A: Although it’s possible that new battery is bad, you may have another problem. Just to eliminate the easy fix first, drive down to the local spares store or battery centre and have them test the new battery. A load tester measures how well the battery can store and release electric charge. If the battery tests good, that means there’s a problem with the charging system, or that something is drawing power when the car is off.
To test the charging system, start the car and let it idle in a well-ventilated place. Grab your multimeter and set it to the DC-voltage option. Although cars operate at 12 volts, the charging system should deliver a steady 14-volt output. Measure this by placing the multimeter’s positive probe on the positive terminal of the battery, and the negative on the engine head or block – something that’s heavy and metal and definitely part of electrical ground. If the voltage reads below 14 volts, the alternator could be going bad. Alternators don’t usually go before the 150 000 kilometre mark. If there’s a red battery light emblazoned on your instrument cluster, this is probably the case, although it pays to check all your fuses before replacing the alternator; sometimes a blown fuse will affect proper charging, as crazy as that sounds.

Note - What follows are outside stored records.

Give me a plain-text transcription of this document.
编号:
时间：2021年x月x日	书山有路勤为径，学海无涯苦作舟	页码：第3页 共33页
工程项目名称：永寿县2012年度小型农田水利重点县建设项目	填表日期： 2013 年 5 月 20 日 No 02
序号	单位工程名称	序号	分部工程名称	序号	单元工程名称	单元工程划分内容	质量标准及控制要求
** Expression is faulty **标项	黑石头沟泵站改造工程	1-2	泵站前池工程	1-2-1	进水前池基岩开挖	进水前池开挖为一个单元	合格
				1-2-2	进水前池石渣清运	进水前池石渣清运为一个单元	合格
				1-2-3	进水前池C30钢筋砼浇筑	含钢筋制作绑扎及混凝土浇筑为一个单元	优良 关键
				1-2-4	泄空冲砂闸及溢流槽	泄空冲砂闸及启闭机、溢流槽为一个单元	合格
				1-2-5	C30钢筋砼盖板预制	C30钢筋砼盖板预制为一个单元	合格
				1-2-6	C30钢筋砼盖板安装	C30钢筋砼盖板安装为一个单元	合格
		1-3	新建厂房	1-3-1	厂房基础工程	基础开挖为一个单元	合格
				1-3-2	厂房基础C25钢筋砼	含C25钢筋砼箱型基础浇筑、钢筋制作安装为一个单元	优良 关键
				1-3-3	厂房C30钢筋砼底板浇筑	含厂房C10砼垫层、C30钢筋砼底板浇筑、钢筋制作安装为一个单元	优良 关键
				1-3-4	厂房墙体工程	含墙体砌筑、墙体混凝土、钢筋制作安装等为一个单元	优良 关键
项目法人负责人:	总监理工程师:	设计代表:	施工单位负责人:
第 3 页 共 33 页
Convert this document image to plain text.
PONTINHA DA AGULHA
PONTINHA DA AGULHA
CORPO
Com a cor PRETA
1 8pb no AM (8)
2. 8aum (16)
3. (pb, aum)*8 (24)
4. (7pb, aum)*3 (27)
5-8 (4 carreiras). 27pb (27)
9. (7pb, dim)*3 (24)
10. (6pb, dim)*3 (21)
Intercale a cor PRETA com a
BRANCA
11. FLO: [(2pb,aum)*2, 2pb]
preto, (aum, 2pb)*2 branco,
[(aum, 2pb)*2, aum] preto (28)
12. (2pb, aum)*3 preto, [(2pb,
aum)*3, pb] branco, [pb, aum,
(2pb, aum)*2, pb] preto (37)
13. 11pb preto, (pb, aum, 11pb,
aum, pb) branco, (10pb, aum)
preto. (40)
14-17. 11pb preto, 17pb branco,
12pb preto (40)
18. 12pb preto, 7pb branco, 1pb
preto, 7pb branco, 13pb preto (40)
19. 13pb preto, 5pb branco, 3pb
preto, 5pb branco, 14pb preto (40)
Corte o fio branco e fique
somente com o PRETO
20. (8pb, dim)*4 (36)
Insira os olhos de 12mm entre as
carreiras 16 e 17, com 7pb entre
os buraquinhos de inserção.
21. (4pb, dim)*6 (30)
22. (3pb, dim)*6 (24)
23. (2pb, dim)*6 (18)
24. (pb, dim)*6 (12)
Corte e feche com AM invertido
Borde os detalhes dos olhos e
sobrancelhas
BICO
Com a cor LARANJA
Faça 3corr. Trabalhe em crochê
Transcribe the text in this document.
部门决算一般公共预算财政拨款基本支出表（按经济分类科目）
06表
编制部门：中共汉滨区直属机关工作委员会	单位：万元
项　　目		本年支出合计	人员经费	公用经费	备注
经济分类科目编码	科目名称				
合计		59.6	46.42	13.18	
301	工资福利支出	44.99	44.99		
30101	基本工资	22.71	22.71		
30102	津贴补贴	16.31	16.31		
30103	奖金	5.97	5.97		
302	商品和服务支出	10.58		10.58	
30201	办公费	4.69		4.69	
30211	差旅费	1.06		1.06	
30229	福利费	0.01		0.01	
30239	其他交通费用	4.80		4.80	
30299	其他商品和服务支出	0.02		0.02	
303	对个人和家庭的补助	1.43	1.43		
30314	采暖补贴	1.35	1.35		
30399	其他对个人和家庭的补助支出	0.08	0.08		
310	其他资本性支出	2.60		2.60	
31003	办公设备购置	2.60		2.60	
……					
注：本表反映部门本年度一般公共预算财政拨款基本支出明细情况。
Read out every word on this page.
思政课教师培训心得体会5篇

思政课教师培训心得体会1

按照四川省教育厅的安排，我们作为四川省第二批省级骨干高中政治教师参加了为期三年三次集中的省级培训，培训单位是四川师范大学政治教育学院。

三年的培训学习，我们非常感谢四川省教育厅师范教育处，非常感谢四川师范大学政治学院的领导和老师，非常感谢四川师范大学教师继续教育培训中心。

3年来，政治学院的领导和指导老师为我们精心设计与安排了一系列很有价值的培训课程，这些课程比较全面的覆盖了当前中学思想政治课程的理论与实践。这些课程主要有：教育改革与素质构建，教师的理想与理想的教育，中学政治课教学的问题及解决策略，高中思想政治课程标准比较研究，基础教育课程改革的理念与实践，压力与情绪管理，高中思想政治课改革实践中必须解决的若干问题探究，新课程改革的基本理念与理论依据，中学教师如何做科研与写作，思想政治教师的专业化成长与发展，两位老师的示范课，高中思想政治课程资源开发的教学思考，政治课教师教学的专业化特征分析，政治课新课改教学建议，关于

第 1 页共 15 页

If the output is at 14 volts, the cause is likely a voltage leak, a condition in which something keeps consuming electricity, even though it shouldn’t be, when the ignition is off. Turn the car off and take a voltage measurement at the battery terminals.
Come back a few hours later and remeasure. If there’s more than a half-volt difference, it’s likely that something is drawing power. Chasing down a problem like this can be a huge headache, and it might be worth taking your car to a workshop.